2. Spearman: quando l’andamento è ordinato ma non regolare

A volte i dati non salgono con regolarità perfetta, ma restano “coerenti”: se uno aumenta, l’altro tende ad aumentare. Spearman non guarda i numeri esatti, ma l’ordine (i ranghi) in cui appaiono.

Esempio:
📚 più ore studi, più voti alti prendi. Non sempre in modo perfetto, ma la tendenza c’è, e Spearman lo intercetta.

📌 Utile quando i dati non sono lineari, quando ci sono outlier o i valori sono ordinali (cioè classifiche, non numeri precisi).

3. Kendall Tau: il più prudente

Simile a Spearman, ma ancora più “umile”. Confronta ogni coppia di valori e misura quante volte vanno nella stessa direzione (concordanti) e quante volte no.

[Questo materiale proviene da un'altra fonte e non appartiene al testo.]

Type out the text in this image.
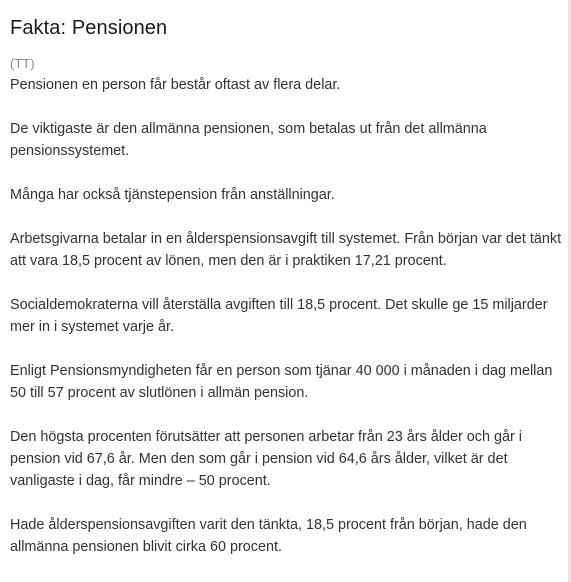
Fakta: Pensionen
(TT)

Pensionen en person får består oftast av flera delar.

De viktigaste är den allmänna pensionen, som betalas ut från det allmänna pensionssystemet.

Många har också tjänstepension från anställningar.

Arbetsgivarna betalar in en ålderspensionsavgift till systemet. Från början var det tänkt att vara 18,5 procent av lönen, men den är i praktiken 17,21 procent.

Socialdemokraterna vill återställa avgiften till 18,5 procent. Det skulle ge 15 miljarder mer in i systemet varje år.

Enligt Pensionsmyndigheten får en person som tjänar 40 000 i månaden i dag mellan 50 till 57 procent av slutlönen i allmän pension.

Den högsta procenten förutsätter att personen arbetar från 23 års ålder och går i pension vid 67,6 år. Men den som går i pension vid 64,6 års ålder, vilket är det vanligaste i dag, får mindre – 50 procent.

Hade ålderspensionsavgiften varit den tänkta, 18,5 procent från början, hade den allmänna pensionen blivit cirka 60 procent.
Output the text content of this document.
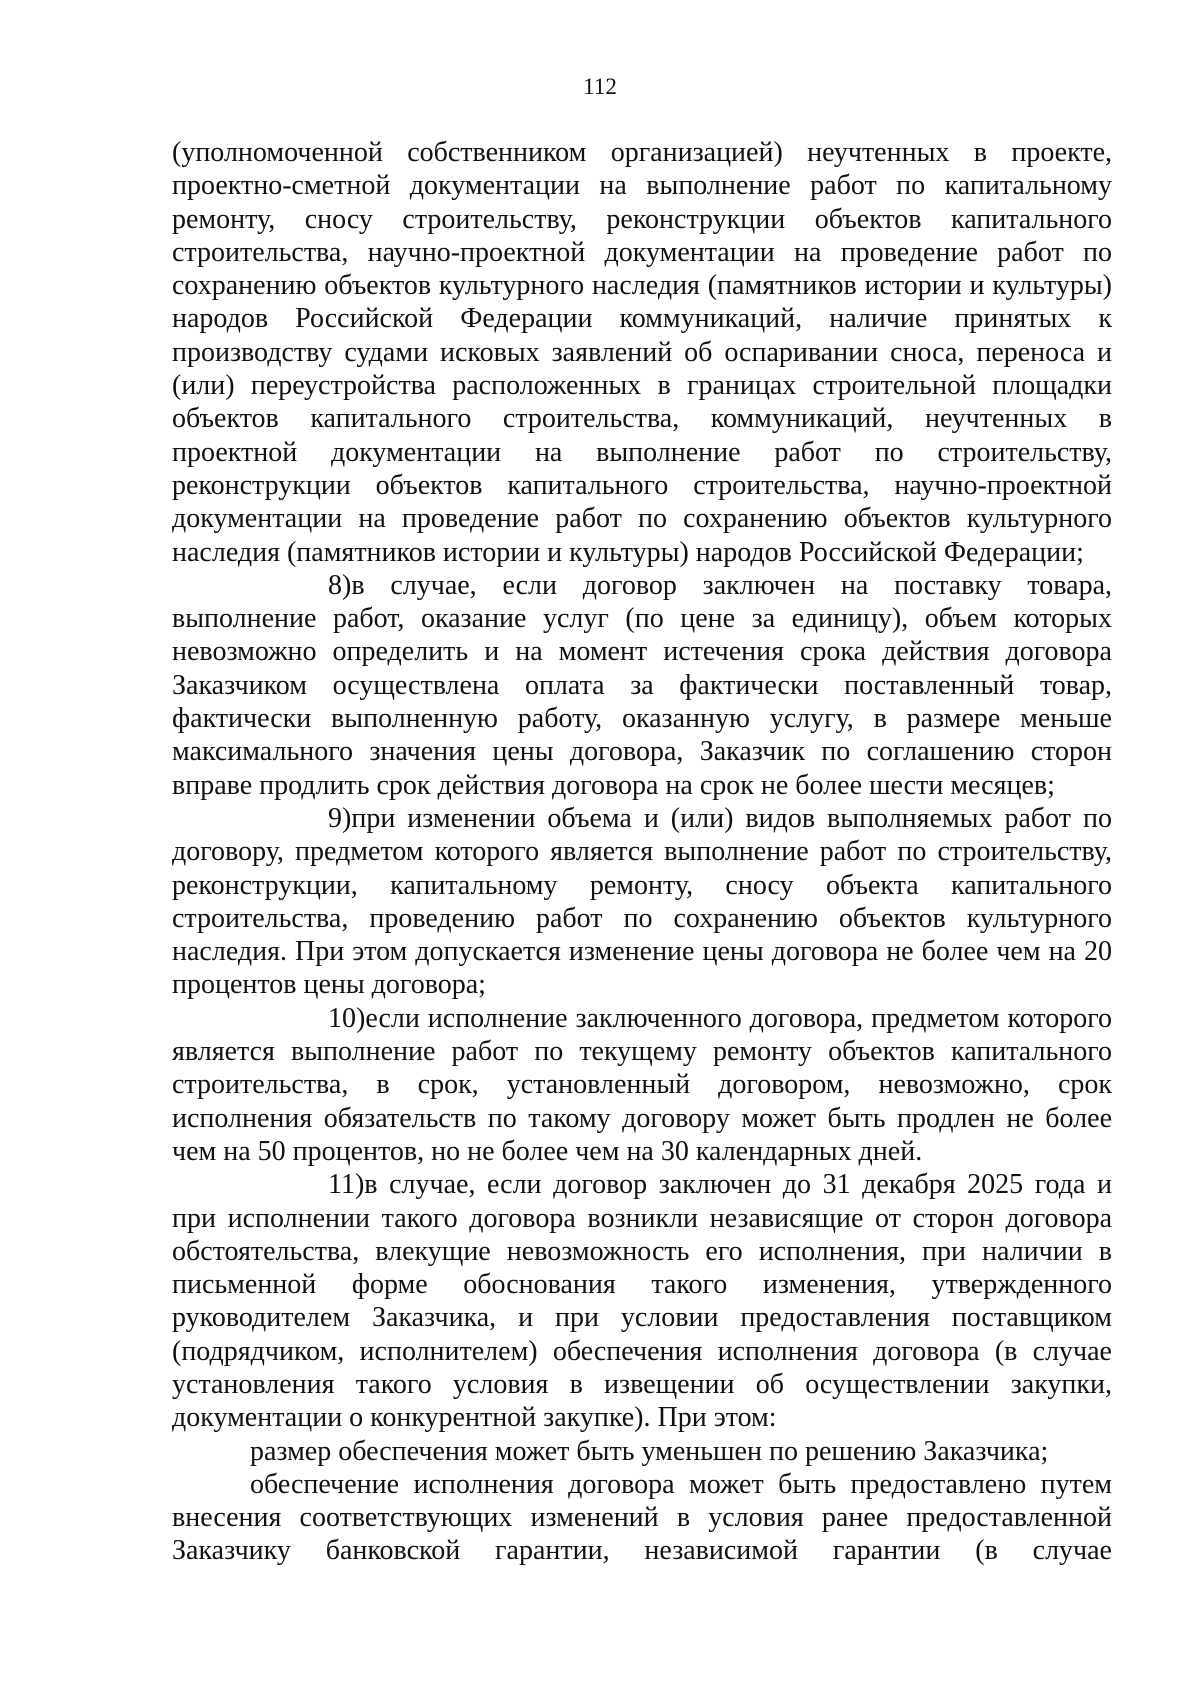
112

(уполномоченной собственником организацией) неучтенных в проекте, проектно-сметной документации на выполнение работ по капитальному ремонту, сносу строительству, реконструкции объектов капитального строительства, научно-проектной документации на проведение работ по сохранению объектов культурного наследия (памятников истории и культуры) народов Российской Федерации коммуникаций, наличие принятых к производству судами исковых заявлений об оспаривании сноса, переноса и (или) переустройства расположенных в границах строительной площадки объектов капитального строительства, коммуникаций, неучтенных в проектной документации на выполнение работ по строительству, реконструкции объектов капитального строительства, научно-проектной документации на проведение работ по сохранению объектов культурного наследия (памятников истории и культуры) народов Российской Федерации;

8)в случае, если договор заключен на поставку товара, выполнение работ, оказание услуг (по цене за единицу), объем которых невозможно определить и на момент истечения срока действия договора Заказчиком осуществлена оплата за фактически поставленный товар, фактически выполненную работу, оказанную услугу, в размере меньше максимального значения цены договора, Заказчик по соглашению сторон вправе продлить срок действия договора на срок не более шести месяцев;

9)при изменении объема и (или) видов выполняемых работ по договору, предметом которого является выполнение работ по строительству, реконструкции, капитальному ремонту, сносу объекта капитального строительства, проведению работ по сохранению объектов культурного наследия. При этом допускается изменение цены договора не более чем на 20 процентов цены договора;

10)если исполнение заключенного договора, предметом которого является выполнение работ по текущему ремонту объектов капитального строительства, в срок, установленный договором, невозможно, срок исполнения обязательств по такому договору может быть продлен не более чем на 50 процентов, но не более чем на 30 календарных дней.

11)в случае, если договор заключен до 31 декабря 2025 года и при исполнении такого договора возникли независящие от сторон договора обстоятельства, влекущие невозможность его исполнения, при наличии в письменной форме обоснования такого изменения, утвержденного руководителем Заказчика, и при условии предоставления поставщиком (подрядчиком, исполнителем) обеспечения исполнения договора (в случае установления такого условия в извещении об осуществлении закупки, документации о конкурентной закупке). При этом:

размер обеспечения может быть уменьшен по решению Заказчика;

обеспечение исполнения договора может быть предоставлено путем внесения соответствующих изменений в условия ранее предоставленной Заказчику банковской гарантии, независимой гарантии (в случае
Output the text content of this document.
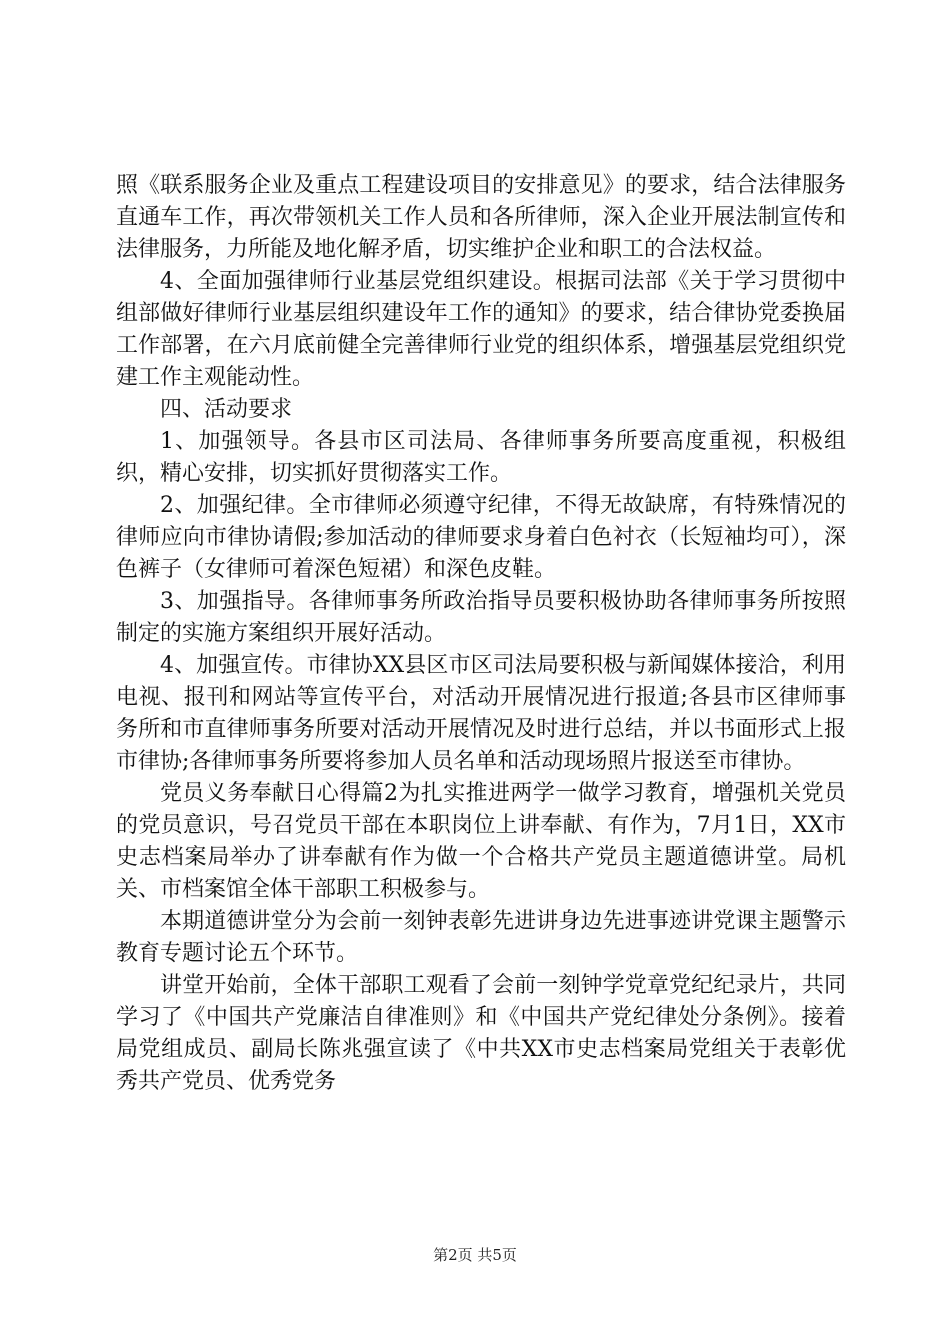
照《联系服务企业及重点工程建设项目的安排意见》的要求，结合法律服务直通车工作，再次带领机关工作人员和各所律师，深入企业开展法制宣传和法律服务，力所能及地化解矛盾，切实维护企业和职工的合法权益。

4、全面加强律师行业基层党组织建设。根据司法部《关于学习贯彻中组部做好律师行业基层组织建设年工作的通知》的要求，结合律协党委换届工作部署，在六月底前健全完善律师行业党的组织体系，增强基层党组织党建工作主观能动性。

四、活动要求

1、加强领导。各县市区司法局、各律师事务所要高度重视，积极组织，精心安排，切实抓好贯彻落实工作。

2、加强纪律。全市律师必须遵守纪律，不得无故缺席，有特殊情况的律师应向市律协请假;参加活动的律师要求身着白色衬衣（长短袖均可），深色裤子（女律师可着深色短裙）和深色皮鞋。

3、加强指导。各律师事务所政治指导员要积极协助各律师事务所按照制定的实施方案组织开展好活动。

4、加强宣传。市律协XX县区市区司法局要积极与新闻媒体接洽，利用电视、报刊和网站等宣传平台，对活动开展情况进行报道;各县市区律师事务所和市直律师事务所要对活动开展情况及时进行总结，并以书面形式上报市律协;各律师事务所要将参加人员名单和活动现场照片报送至市律协。

党员义务奉献日心得篇2为扎实推进两学一做学习教育，增强机关党员的党员意识，号召党员干部在本职岗位上讲奉献、有作为，7月1日，XX市史志档案局举办了讲奉献有作为做一个合格共产党员主题道德讲堂。局机关、市档案馆全体干部职工积极参与。

本期道德讲堂分为会前一刻钟表彰先进讲身边先进事迹讲党课主题警示教育专题讨论五个环节。

讲堂开始前，全体干部职工观看了会前一刻钟学党章党纪纪录片，共同学习了《中国共产党廉洁自律准则》和《中国共产党纪律处分条例》。接着局党组成员、副局长陈兆强宣读了《中共XX市史志档案局党组关于表彰优秀共产党员、优秀党务

第2页 共5页
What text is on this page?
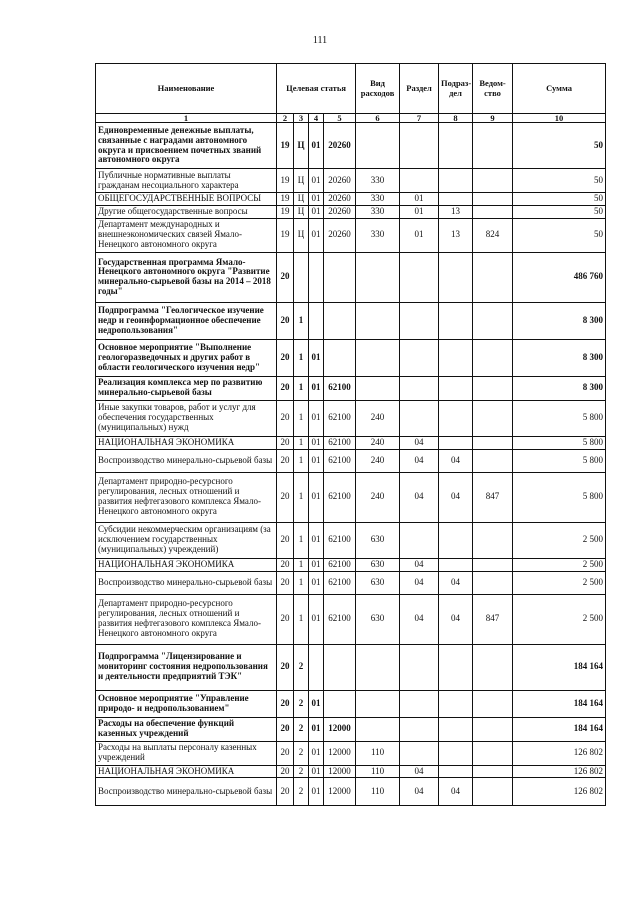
111
Наименование	Целевая статья				Вид расходов	Раздел	Подраз-дел	Ведом-ство	Сумма
1	2	3	4	5	6	7	8	9	10
Единовременные денежные выплаты, связанные с наградами автономного округа и присвоением почетных званий автономного округа	19	Ц	01	20260					50
Публичные нормативные выплаты гражданам несоциального характера	19	Ц	01	20260	330				50
ОБЩЕГОСУДАРСТВЕННЫЕ ВОПРОСЫ	19	Ц	01	20260	330	01			50
Другие общегосударственные вопросы	19	Ц	01	20260	330	01	13		50
Департамент международных и внешнеэкономических связей Ямало-Ненецкого автономного округа	19	Ц	01	20260	330	01	13	824	50
Государственная программа Ямало-Ненецкого автономного округа "Развитие минерально-сырьевой базы на 2014 – 2018 годы"	20								486 760
Подпрограмма "Геологическое изучение недр и геоинформационное обеспечение недропользования"	20	1							8 300
Основное мероприятие "Выполнение геологоразведочных и других работ в области геологического изучения недр"	20	1	01						8 300
Реализация комплекса мер по развитию минерально-сырьевой базы	20	1	01	62100					8 300
Иные закупки товаров, работ и услуг для обеспечения государственных (муниципальных) нужд	20	1	01	62100	240				5 800
НАЦИОНАЛЬНАЯ ЭКОНОМИКА	20	1	01	62100	240	04			5 800
Воспроизводство минерально-сырьевой базы	20	1	01	62100	240	04	04		5 800
Департамент природно-ресурсного регулирования, лесных отношений и развития нефтегазового комплекса Ямало-Ненецкого автономного округа	20	1	01	62100	240	04	04	847	5 800
Субсидии некоммерческим организациям (за исключением государственных (муниципальных) учреждений)	20	1	01	62100	630				2 500
НАЦИОНАЛЬНАЯ ЭКОНОМИКА	20	1	01	62100	630	04			2 500
Воспроизводство минерально-сырьевой базы	20	1	01	62100	630	04	04		2 500
Департамент природно-ресурсного регулирования, лесных отношений и развития нефтегазового комплекса Ямало-Ненецкого автономного округа	20	1	01	62100	630	04	04	847	2 500
Подпрограмма "Лицензирование и мониторинг состояния недропользования и деятельности предприятий ТЭК"	20	2							184 164
Основное мероприятие "Управление природо- и недропользованием"	20	2	01						184 164
Расходы на обеспечение функций казенных учреждений	20	2	01	12000					184 164
Расходы на выплаты персоналу казенных учреждений	20	2	01	12000	110				126 802
НАЦИОНАЛЬНАЯ ЭКОНОМИКА	20	2	01	12000	110	04			126 802
Воспроизводство минерально-сырьевой базы	20	2	01	12000	110	04	04		126 802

È perfetto quando ci sono pochi dati, o quando si cerca un’indicazione in un contesto di dati un po’ sporchi.

📌 Kendall è un po’ più lento da calcolare, ma è spesso preferito in statistica “classica” quando i dati non sono ideali.

Correlazioni creative: quando il business si illude

Nel lavoro con i dati, purtroppo capita molto spesso di scambiare una coincidenza per una verità operativa.

  • Aumentano le vendite dopo una campagna marketing?
    Forse è solo perché è fine mese.

  • Un colore diverso di bottone riceve più click?
    Magari quel giorno era attivo un altro canale promozionale.

Se non usiamo una correlazione formale, non abbiamo alcuna prova che due cose siano legate. E questo vale doppio se usiamo i dati per alimentare modelli predittivi o AI: un legame debole può diventare un bias sistemico. Quindi, cosa fare?

  • Calcolare una correlazione vera (Pearson, Spearman o Kendall)

  • Controllare i presupposti statistici: normalità, linearità, distribuzione

  • Valutare le variabili nascoste: magari la terza variabile è quella che guida entrambe

  • Se possibile, testare le ipotesi con esperimenti controllati (A/B test, gruppi di controllo)

L’antidoto alla suggestione

Nel mondo dei dati, specialmente quelli “visualizzati”, farsi ingannare è facilissimo, perchè le correlazioni visive sono immediate, ma possono essere fuorvianti.
La soluzione non è avere “più dati”, ma usare quelli disponibili con metodo. Quindi sì, la pizza del Pentagono può anche far sorridere, ma quando si tratta di decisioni operative, strategiche o finanziarie, serve molto di più: rigore statistico, contesto e strumenti adatti. 

Peraltro, usare un indice di correlazione come Pearson è un buon inizio, ma non è la fine del ragionamento. Come abbiamo visto, tanti fenomeni non correlati mostrano valori di Pearson elevati semplicemente perché si muovono nello stesso periodo o seguono dinamiche simili. Ma non c’entrano nulla l’uno con l’altro.

Ecco perché, oltre al metodo, servono:

  • Conoscenza del dominio: capire cosa si sta misurando e se ha senso cercare una relazione.

  • Verifica delle variabili latenti: magari c’è una terza causa comune che guida entrambi i fenomeni.

  • Pensiero causale: correlazione non significa causa > se non puoi spiegare il legame, non usarlo.

I dati non mentono, ma possiamo facilmente fraintenderli.
I numeri aiutano, ma solo se li leggiamo con contesto, rigore e una sana dose di dubbio.
Per prendere decisioni serie, serve un approccio solido e la capacità di distinguere una correlazione reale da una storia ben raccontata.